I’ve spent a lot of time watching my three- and five-year-old daughters explore, play, and read on an iPad. While touch-screen devices are wonderful in many ways, they do a really lousy job in one particular area: deeply engaging kids in narrative. Interactivity is stopping children from falling in love with stories. This, I fear, will have long-term consequences, depriving children of one of the most important benefits of reading for pleasure, the essential inner work of imagination and empathy.
The trouble with tablets
More children now read on electronic devices than read physical books according to a recent survey of nearly 35,000 8- to 16-year-olds conducted by the UK’s National Literacy Trust. But screens don’t seem to be improving their experience of reading. Children who read only on-screen are three times less likely to enjoy reading (12 percent vs. 51 percent) and a third less likely to have a favorite book (59 percent vs. 77 percent). Other key findings:
- 15.5 percent of kids who read daily, but only on-screen, are above average readers.
- 26 percent of those who read daily in print, or both in print and on-screen, read at an above average level.
So why don’t tablets enhance the experience of reading? Most children will not fall in love with reading as quickly as they will get hooked on an interactive game. A touch-screen device makes it all too easy for a child to dismiss reading as boring or “flat” in comparison with the instant gratification of games and apps. There are simply too many distractions just a click away. Children are most likely to engage with stories in the right environment and context, and that means away from a screen.
Interactive stories are designed for young children who may still need guided reading, but that interactivity often creates more of a game experience than a reading experience. Instead of being the focus, the story becomes merely a background.
Best-selling children’s author Julia Donaldson, whose picture books dominate top 10 lists, explains why she vetoed an e-book version of her most famous title, The Gruffalo, in a 2011 article in the Guardian. “The publishers showed me an e-book ofAlice in Wonderland,” Donaldson said. “They said, ‘Look, you can press buttons and do this and that,’ and they showed me the page where Alice’s neck gets longer,” said Donaldson. “There’s a button the child can press to make the neck stretch, and I thought, well, if the child’s doing that, they are not going to be listening or reading.”
The typical argument for interactive stories goes like this: Soon enough, children will only read on screens, and where readers are going, publishers must follow.
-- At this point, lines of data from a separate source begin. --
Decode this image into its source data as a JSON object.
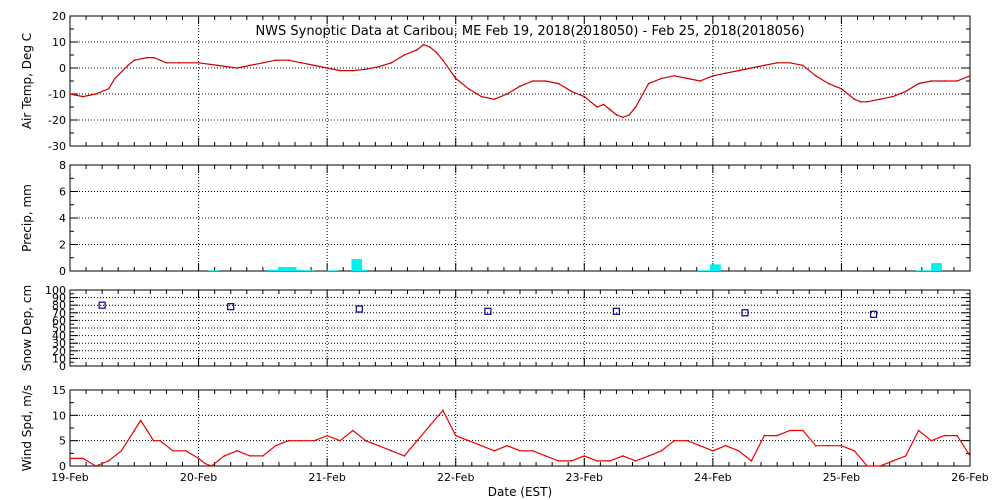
{
  "title": "NWS Synoptic Data at Caribou, ME   Feb 19, 2018(2018050) - Feb 25, 2018(2018056)",
  "xlabel": "Date (EST)",
  "x_ticks": [
    "19-Feb",
    "20-Feb",
    "21-Feb",
    "22-Feb",
    "23-Feb",
    "24-Feb",
    "25-Feb",
    "26-Feb"
  ],
  "colors": {
    "temp": "#cc0000",
    "precip": "#00f0f0",
    "snow": "#00008b",
    "wind": "#ee0000",
    "axis": "#000000"
  },
  "chart_data": [
    {
      "type": "line",
      "ylabel": "Air Temp, Deg C",
      "ylim": [
        -30,
        20
      ],
      "yticks": [
        20,
        10,
        0,
        -10,
        -20,
        -30
      ],
      "grid": true,
      "x_unit": "days since 19-Feb 00:00 EST",
      "x": [
        0,
        0.1,
        0.2,
        0.3,
        0.35,
        0.45,
        0.5,
        0.6,
        0.65,
        0.75,
        0.85,
        1.0,
        1.15,
        1.3,
        1.4,
        1.5,
        1.6,
        1.7,
        1.8,
        1.9,
        2.0,
        2.1,
        2.2,
        2.3,
        2.4,
        2.5,
        2.6,
        2.7,
        2.75,
        2.8,
        2.85,
        2.9,
        3.0,
        3.1,
        3.2,
        3.3,
        3.4,
        3.5,
        3.6,
        3.7,
        3.8,
        3.9,
        4.0,
        4.05,
        4.1,
        4.15,
        4.2,
        4.25,
        4.3,
        4.35,
        4.4,
        4.5,
        4.6,
        4.7,
        4.8,
        4.9,
        5.0,
        5.1,
        5.2,
        5.3,
        5.4,
        5.5,
        5.6,
        5.7,
        5.8,
        5.9,
        6.0,
        6.05,
        6.1,
        6.15,
        6.2,
        6.3,
        6.4,
        6.5,
        6.6,
        6.7,
        6.8,
        6.9,
        7.0
      ],
      "values": [
        -10,
        -11,
        -10,
        -8,
        -4,
        1,
        3,
        4,
        4,
        2,
        2,
        2,
        1,
        0,
        1,
        2,
        3,
        3,
        2,
        1,
        0,
        -1,
        -1,
        -0.5,
        0.5,
        2,
        5,
        7,
        9,
        8,
        6,
        3,
        -4,
        -8,
        -11,
        -12,
        -10,
        -7,
        -5,
        -5,
        -6,
        -9,
        -11,
        -13,
        -15,
        -14,
        -16,
        -18,
        -19,
        -18,
        -15,
        -6,
        -4,
        -3,
        -4,
        -5,
        -3,
        -2,
        -1,
        0,
        1,
        2,
        2,
        1,
        -3,
        -6,
        -8,
        -10,
        -12,
        -13,
        -13,
        -12,
        -11,
        -9,
        -6,
        -5,
        -5,
        -5,
        -3
      ]
    },
    {
      "type": "bar",
      "ylabel": "Precip, mm",
      "ylim": [
        0,
        8
      ],
      "yticks": [
        0,
        2,
        4,
        6,
        8
      ],
      "grid": true,
      "x_unit": "days since 19-Feb 00:00 EST",
      "x": [
        1.12,
        1.58,
        1.66,
        1.72,
        1.78,
        1.86,
        2.04,
        2.23,
        2.27,
        4.92,
        4.98,
        5.02,
        6.62,
        6.69,
        6.74
      ],
      "values": [
        0.05,
        0.1,
        0.3,
        0.3,
        0.1,
        0.05,
        0.05,
        0.9,
        0.1,
        0.05,
        0.05,
        0.5,
        0.05,
        0.05,
        0.6
      ]
    },
    {
      "type": "scatter",
      "ylabel": "Snow Dep, cm",
      "ylim": [
        0,
        100
      ],
      "yticks": [
        0,
        10,
        20,
        30,
        40,
        50,
        60,
        70,
        80,
        90,
        100
      ],
      "grid": true,
      "x_unit": "days since 19-Feb 00:00 EST",
      "x": [
        0.25,
        1.25,
        2.25,
        3.25,
        4.25,
        5.25,
        6.25
      ],
      "values": [
        80,
        78,
        75,
        72,
        72,
        70,
        68
      ]
    },
    {
      "type": "line",
      "ylabel": "Wind Spd, m/s",
      "ylim": [
        0,
        15
      ],
      "yticks": [
        0,
        5,
        10,
        15
      ],
      "grid": true,
      "x_unit": "days since 19-Feb 00:00 EST",
      "x": [
        0,
        0.1,
        0.2,
        0.3,
        0.4,
        0.5,
        0.55,
        0.6,
        0.65,
        0.7,
        0.8,
        0.9,
        1.0,
        1.05,
        1.1,
        1.2,
        1.3,
        1.4,
        1.5,
        1.6,
        1.7,
        1.8,
        1.9,
        2.0,
        2.1,
        2.2,
        2.3,
        2.4,
        2.5,
        2.6,
        2.7,
        2.8,
        2.9,
        3.0,
        3.1,
        3.2,
        3.3,
        3.4,
        3.5,
        3.6,
        3.7,
        3.8,
        3.9,
        4.0,
        4.1,
        4.2,
        4.3,
        4.4,
        4.5,
        4.6,
        4.7,
        4.8,
        4.9,
        5.0,
        5.1,
        5.2,
        5.3,
        5.4,
        5.5,
        5.6,
        5.7,
        5.8,
        5.9,
        6.0,
        6.1,
        6.2,
        6.3,
        6.4,
        6.5,
        6.6,
        6.7,
        6.8,
        6.9,
        7.0
      ],
      "values": [
        1.5,
        1.5,
        0,
        1,
        3,
        7,
        9,
        7,
        5,
        5,
        3,
        3,
        1.5,
        0.5,
        0,
        2,
        3,
        2,
        2,
        4,
        5,
        5,
        5,
        6,
        5,
        7,
        5,
        4,
        3,
        2,
        5,
        8,
        11,
        6,
        5,
        4,
        3,
        4,
        3,
        3,
        2,
        1,
        1,
        2,
        1,
        1,
        2,
        1,
        2,
        3,
        5,
        5,
        4,
        3,
        4,
        3,
        1,
        6,
        6,
        7,
        7,
        4,
        4,
        4,
        3,
        0,
        0,
        1,
        2,
        7,
        5,
        6,
        6,
        2
      ]
    }
  ]
}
Kate Wilson, the founder of children’s publisher Nosy Crow argues that publishers must create reading experiences for touch-screen devices so that children will continue to read. “We shouldn’t go a little way down the digital path or do it half-heartedly and with reluctance,” she writes. “We should, I think, go to where our readers are going, and make sure that they read along the way.”
On books and bonding
Bedtime reading is, sadly, declining and there is some early evidence to suggest that screens are partly to blame. The tablet has become the pacifier of choice in the modern family and both parents and children see using a tablet as a solitary experience rather than a shared activity. A recent poll showed that only 13% of parents read to their kids every night. Interactive stories will never be a substitute for reading a book with a young child. Physical books offer a parent and a child a unique opportunity to bond. During a bedtime story, the only stimuli are the adult’s voice and intonation and the book’s pictures. The best stories require interpretation and stimulate discussion between parent and child.
Reading for pleasure is not instinctual. Unlike the instantly alluring tablet, engaging with stories is an acquired skill that takes time and effort. Parents should encourage a balanced “diet” of online and offline reading—both for older kids reading by themselves and for toddlers who need guided reading—to provide them with the necessary mental space to engage with a story in a deeper way.